Extrapolating the tidal dissipation rate back, the Moon and Earth are within the Roche limit about 1.5 billion years ago or near 3 earth radii separation. Other reports show the strata do not come so neatly in layers that unravel the story of the receding Moon so cleanly.
Ref paper - Milankovitch cycles in banded iron formations constrain the Earth–Moon system 2.46 billion years ago,
https://www.pnas.org/doi/abs/10.1073/pnas.2117146119, 26-Sep-2022. "Significance Milankovitch cycles recorded in 2.46-billion-year-old sediments indicate that Earth’s precession cycle had a significantly higher frequency than present, signaling shorter daylengths and Earth–Moon distance..."
My observation. Using the data provided here, Earth in the Precambrian model 2.46 Gyr had a LOD 16.9 hours and the Moon orbited about 50.45 earth radii distance compared to the present mean near 60.27 earth radii distance. Using a circular orbit for the Moon, the lunar month or period ~ 20.9 days. Earth spin at its equator with LOD 16.9 h = 0.6587 km/s. Other reports, Slowdown of Earth's spin caused an oxygen surge,
https://forums.space.com/threads/slowdown-of-earths-spin-caused-an-oxygen-surge.40239/, 21 h LOD 2 Gyr.
Thank the moon for Earth's lengthening day,
https://www.sciencedaily.com/releases/2018/06/180604151200.htm, "A new study that reconstructs the deep history of our planet's relationship to the moon shows that 1.4 billion years ago, a day on Earth lasted just over 18 hours"

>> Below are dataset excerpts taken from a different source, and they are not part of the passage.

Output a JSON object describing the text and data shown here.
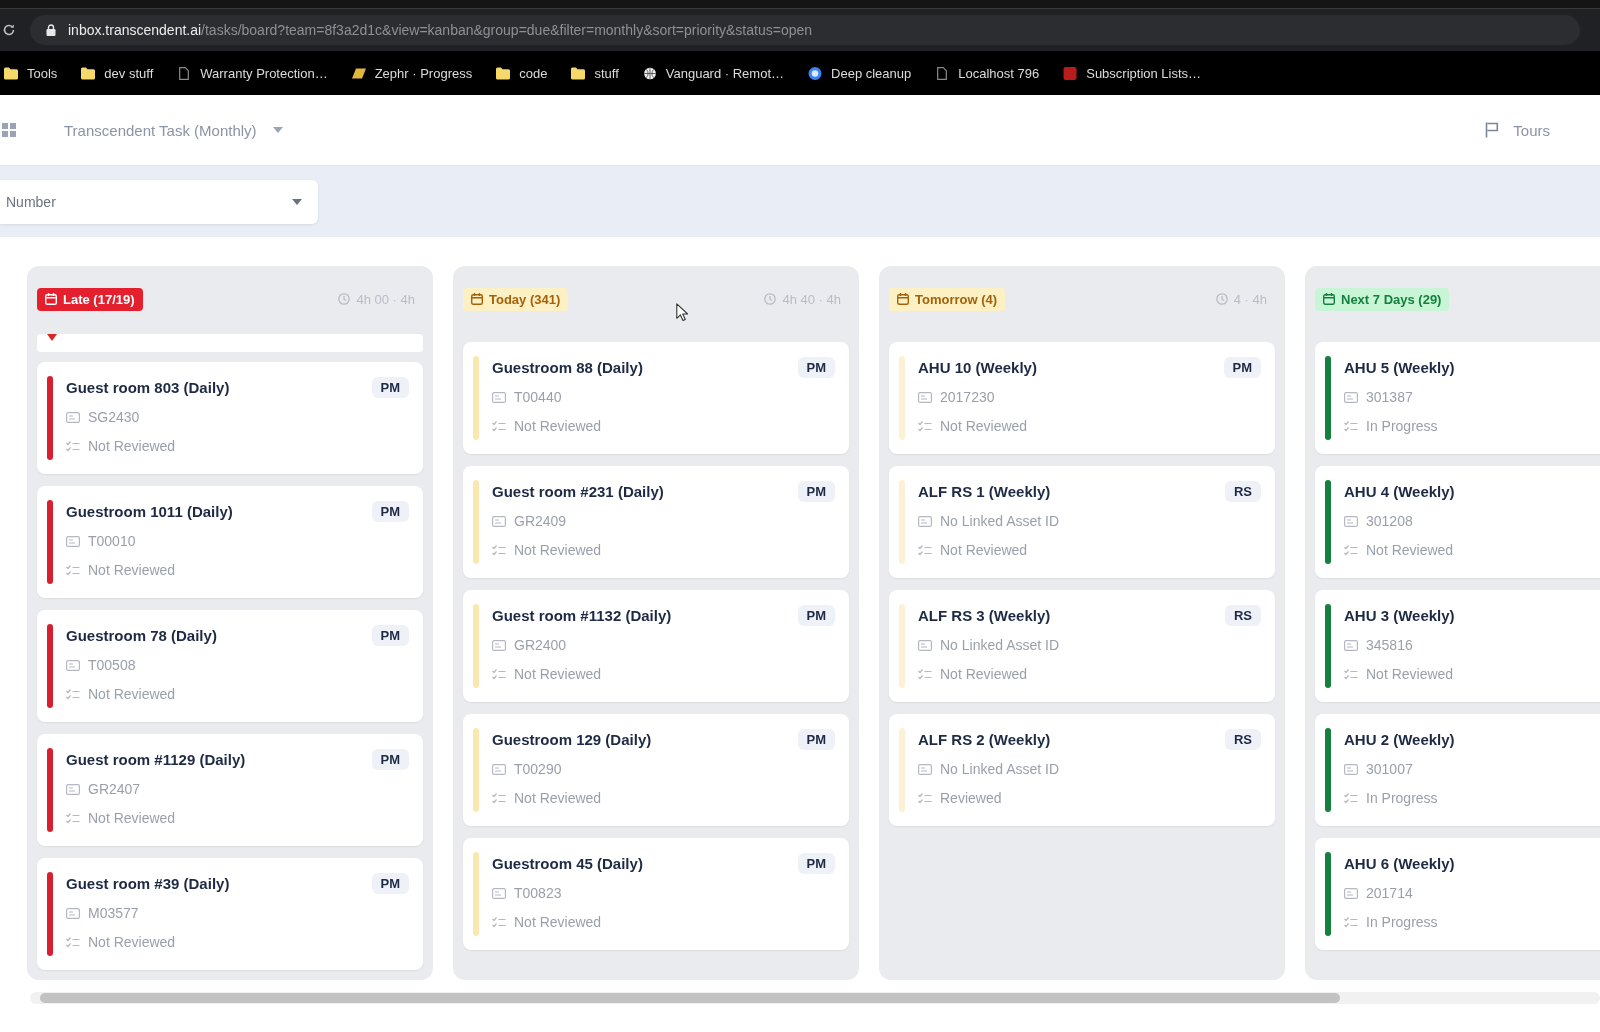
{
  "browser": {
    "url": {
      "domain": "inbox.transcendent.ai",
      "path": "/tasks/board?team=8f3a2d1c&view=kanban&group=due&filter=monthly&sort=priority&status=open"
    },
    "bookmarks": [
      {
        "kind": "folder",
        "label": "Tools"
      },
      {
        "kind": "folder",
        "label": "dev stuff"
      },
      {
        "kind": "page",
        "label": "Warranty Protection…"
      },
      {
        "kind": "diamond",
        "label": "Zephr · Progress"
      },
      {
        "kind": "folder",
        "label": "code"
      },
      {
        "kind": "folder",
        "label": "stuff"
      },
      {
        "kind": "globe",
        "label": "Vanguard · Remot…"
      },
      {
        "kind": "circle",
        "label": "Deep cleanup"
      },
      {
        "kind": "page",
        "label": "Localhost 796"
      },
      {
        "kind": "square",
        "label": "Subscription Lists…"
      }
    ]
  },
  "app_header": {
    "title": "Transcendent Task (Monthly)",
    "tours": "Tours"
  },
  "filter": {
    "value": "Number"
  },
  "columns": [
    {
      "kind": "late",
      "label": "Late (17/19)",
      "meta": "4h 00 · 4h",
      "drop_marker": true,
      "cards": [
        {
          "title": "Guest room 803 (Daily)",
          "type": "PM",
          "asset": "SG2430",
          "status": "Not Reviewed"
        },
        {
          "title": "Guestroom 1011 (Daily)",
          "type": "PM",
          "asset": "T00010",
          "status": "Not Reviewed"
        },
        {
          "title": "Guestroom 78 (Daily)",
          "type": "PM",
          "asset": "T00508",
          "status": "Not Reviewed"
        },
        {
          "title": "Guest room #1129 (Daily)",
          "type": "PM",
          "asset": "GR2407",
          "status": "Not Reviewed"
        },
        {
          "title": "Guest room #39 (Daily)",
          "type": "PM",
          "asset": "M03577",
          "status": "Not Reviewed"
        }
      ]
    },
    {
      "kind": "today",
      "label": "Today (341)",
      "meta": "4h 40 · 4h",
      "drop_marker": false,
      "cards": [
        {
          "title": "Guestroom 88 (Daily)",
          "type": "PM",
          "asset": "T00440",
          "status": "Not Reviewed"
        },
        {
          "title": "Guest room #231 (Daily)",
          "type": "PM",
          "asset": "GR2409",
          "status": "Not Reviewed"
        },
        {
          "title": "Guest room #1132 (Daily)",
          "type": "PM",
          "asset": "GR2400",
          "status": "Not Reviewed"
        },
        {
          "title": "Guestroom 129 (Daily)",
          "type": "PM",
          "asset": "T00290",
          "status": "Not Reviewed"
        },
        {
          "title": "Guestroom 45 (Daily)",
          "type": "PM",
          "asset": "T00823",
          "status": "Not Reviewed"
        }
      ]
    },
    {
      "kind": "tomorrow",
      "label": "Tomorrow (4)",
      "meta": "4 · 4h",
      "drop_marker": false,
      "cards": [
        {
          "title": "AHU 10 (Weekly)",
          "type": "PM",
          "asset": "2017230",
          "status": "Not Reviewed"
        },
        {
          "title": "ALF RS 1 (Weekly)",
          "type": "RS",
          "asset": "No Linked Asset ID",
          "status": "Not Reviewed"
        },
        {
          "title": "ALF RS 3 (Weekly)",
          "type": "RS",
          "asset": "No Linked Asset ID",
          "status": "Not Reviewed"
        },
        {
          "title": "ALF RS 2 (Weekly)",
          "type": "RS",
          "asset": "No Linked Asset ID",
          "status": "Reviewed"
        }
      ]
    },
    {
      "kind": "upcoming",
      "label": "Next 7 Days (29)",
      "drop_marker": false,
      "cards": [
        {
          "title": "AHU 5 (Weekly)",
          "asset": "301387",
          "status": "In Progress"
        },
        {
          "title": "AHU 4 (Weekly)",
          "asset": "301208",
          "status": "Not Reviewed"
        },
        {
          "title": "AHU 3 (Weekly)",
          "asset": "345816",
          "status": "Not Reviewed"
        },
        {
          "title": "AHU 2 (Weekly)",
          "asset": "301007",
          "status": "In Progress"
        },
        {
          "title": "AHU 6 (Weekly)",
          "asset": "201714",
          "status": "In Progress"
        }
      ]
    }
  ]
}
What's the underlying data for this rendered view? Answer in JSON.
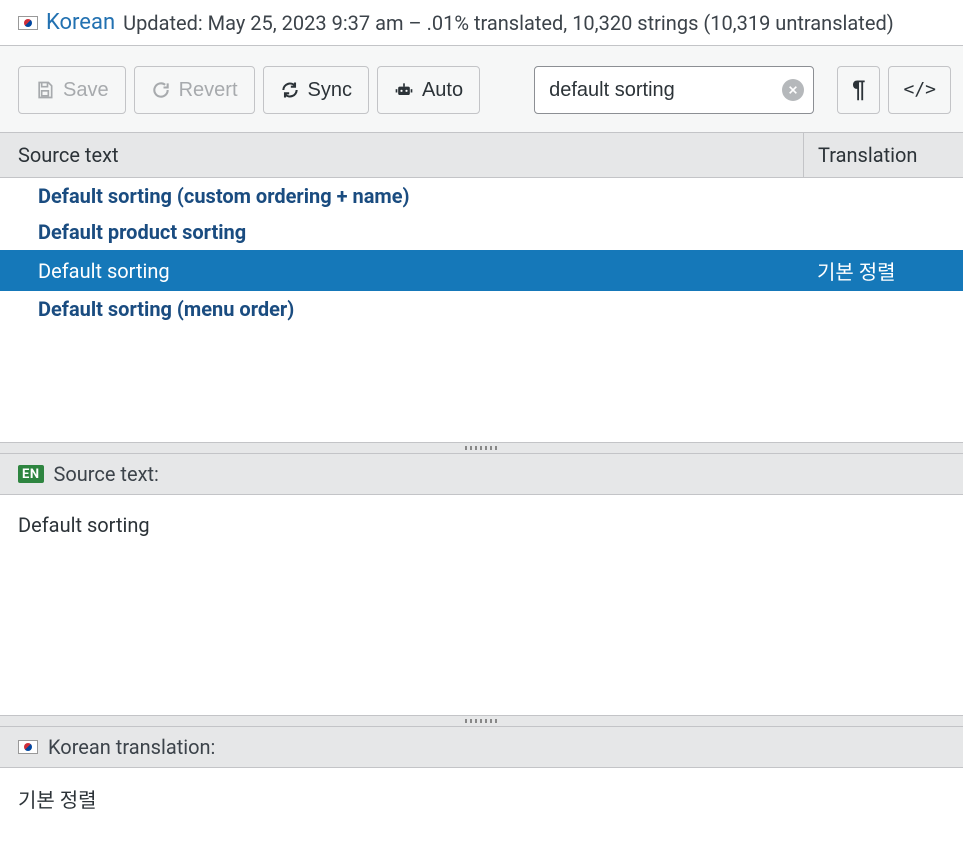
{
  "header": {
    "language": "Korean",
    "meta": "Updated: May 25, 2023 9:37 am – .01% translated, 10,320 strings (10,319 untranslated)"
  },
  "toolbar": {
    "save": "Save",
    "revert": "Revert",
    "sync": "Sync",
    "auto": "Auto"
  },
  "search": {
    "value": "default sorting"
  },
  "columns": {
    "source": "Source text",
    "translation": "Translation"
  },
  "rows": [
    {
      "source": "Default sorting (custom ordering + name)",
      "translation": "",
      "selected": false
    },
    {
      "source": "Default product sorting",
      "translation": "",
      "selected": false
    },
    {
      "source": "Default sorting",
      "translation": "기본 정렬",
      "selected": true
    },
    {
      "source": "Default sorting (menu order)",
      "translation": "",
      "selected": false
    }
  ],
  "source_panel": {
    "label": "Source text:",
    "value": "Default sorting"
  },
  "translation_panel": {
    "label": "Korean translation:",
    "value": "기본 정렬"
  }
}
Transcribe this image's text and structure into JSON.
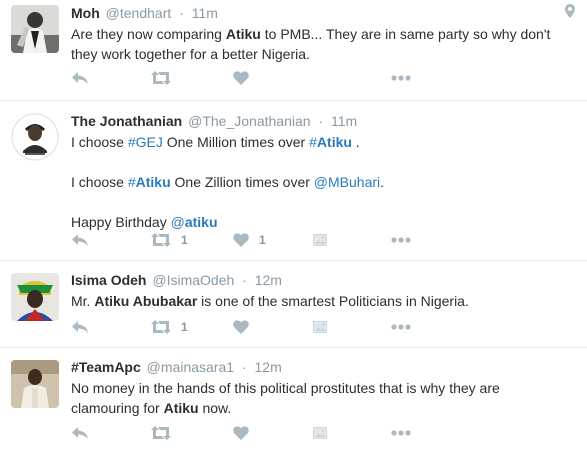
{
  "tweets": [
    {
      "name": "Moh",
      "handle": "@tendhart",
      "time": "11m",
      "lines": [
        [
          "Are they now comparing ",
          {
            "b": "Atiku"
          },
          " to PMB...  They are in same party so why don't"
        ],
        [
          "they work together for a better Nigeria."
        ]
      ],
      "retweets": "",
      "likes": ""
    },
    {
      "name": "The Jonathanian",
      "handle": "@The_Jonathanian",
      "time": "11m",
      "lines": [
        [
          "I choose ",
          {
            "tag": "#GEJ"
          },
          " One Million times over ",
          {
            "tag": "#",
            "b": "Atiku"
          },
          " ."
        ],
        [
          "I choose ",
          {
            "tag": "#",
            "b": "Atiku"
          },
          " One Zillion times over ",
          {
            "tag": "@MBuhari"
          },
          "."
        ],
        [
          "Happy Birthday ",
          {
            "tag": "@",
            "b": "atiku"
          }
        ]
      ],
      "retweets": "1",
      "likes": "1"
    },
    {
      "name": "Isima Odeh",
      "handle": "@IsimaOdeh",
      "time": "12m",
      "lines": [
        [
          "Mr. ",
          {
            "b": "Atiku Abubakar"
          },
          " is one of the smartest Politicians in Nigeria."
        ]
      ],
      "retweets": "1",
      "likes": ""
    },
    {
      "name": "#TeamApc",
      "handle": "@mainasara1",
      "time": "12m",
      "lines": [
        [
          "No money in the hands of this political prostitutes that is why they are"
        ],
        [
          "clamouring for ",
          {
            "b": "Atiku"
          },
          " now."
        ]
      ],
      "retweets": "",
      "likes": ""
    }
  ],
  "icons": {
    "reply": "reply-icon",
    "retweet": "retweet-icon",
    "like": "heart-icon",
    "media": "photo-icon",
    "more": "more-dots-icon",
    "location": "location-pin-icon"
  },
  "colors": {
    "text": "#292f33",
    "muted": "#8899a6",
    "link": "#2b7bb9",
    "icon": "#aab8c2",
    "divider": "#e1e8ed"
  }
}
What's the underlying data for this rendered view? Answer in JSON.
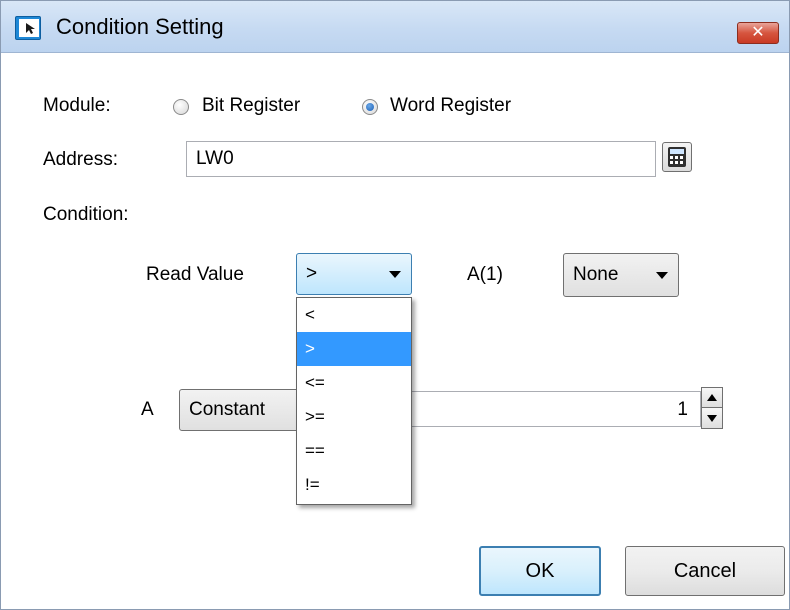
{
  "window": {
    "title": "Condition Setting",
    "close_glyph": "✕"
  },
  "module": {
    "label": "Module:",
    "options": [
      {
        "label": "Bit Register",
        "checked": false
      },
      {
        "label": "Word Register",
        "checked": true
      }
    ]
  },
  "address": {
    "label": "Address:",
    "value": "LW0",
    "icon": "calculator-icon"
  },
  "condition": {
    "label": "Condition:",
    "read_value_label": "Read Value",
    "operator": {
      "selected": ">",
      "options": [
        "<",
        ">",
        "<=",
        ">=",
        "==",
        "!="
      ],
      "selected_index": 1
    },
    "a1_label": "A(1)",
    "a1_select": "None"
  },
  "a_row": {
    "label": "A",
    "type_select": "Constant",
    "value": "1"
  },
  "buttons": {
    "ok": "OK",
    "cancel": "Cancel"
  },
  "colors": {
    "accent": "#3399ff",
    "close": "#d6553f",
    "titlebar": "#c6daf2"
  }
}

My question, are these Earth-Moon system models using Precambrian strata consistent and reliably trace the past history of the orbit of the Earth-Moon system back perhaps 2.5 Gyr? Notice we have an 18 h LOD 1.4 Gyr, 21 h LOD 2 Gyr, and the phys.org report 16.9 h LOD 2.46 Gyr. When you examine the giant impact model(s) for the origin of the Moon, system spin rates and distances are very different, a number show the Moon about 3-7 earth radii when it forms with the proto-earth spinning with a 2-5 hour LOD.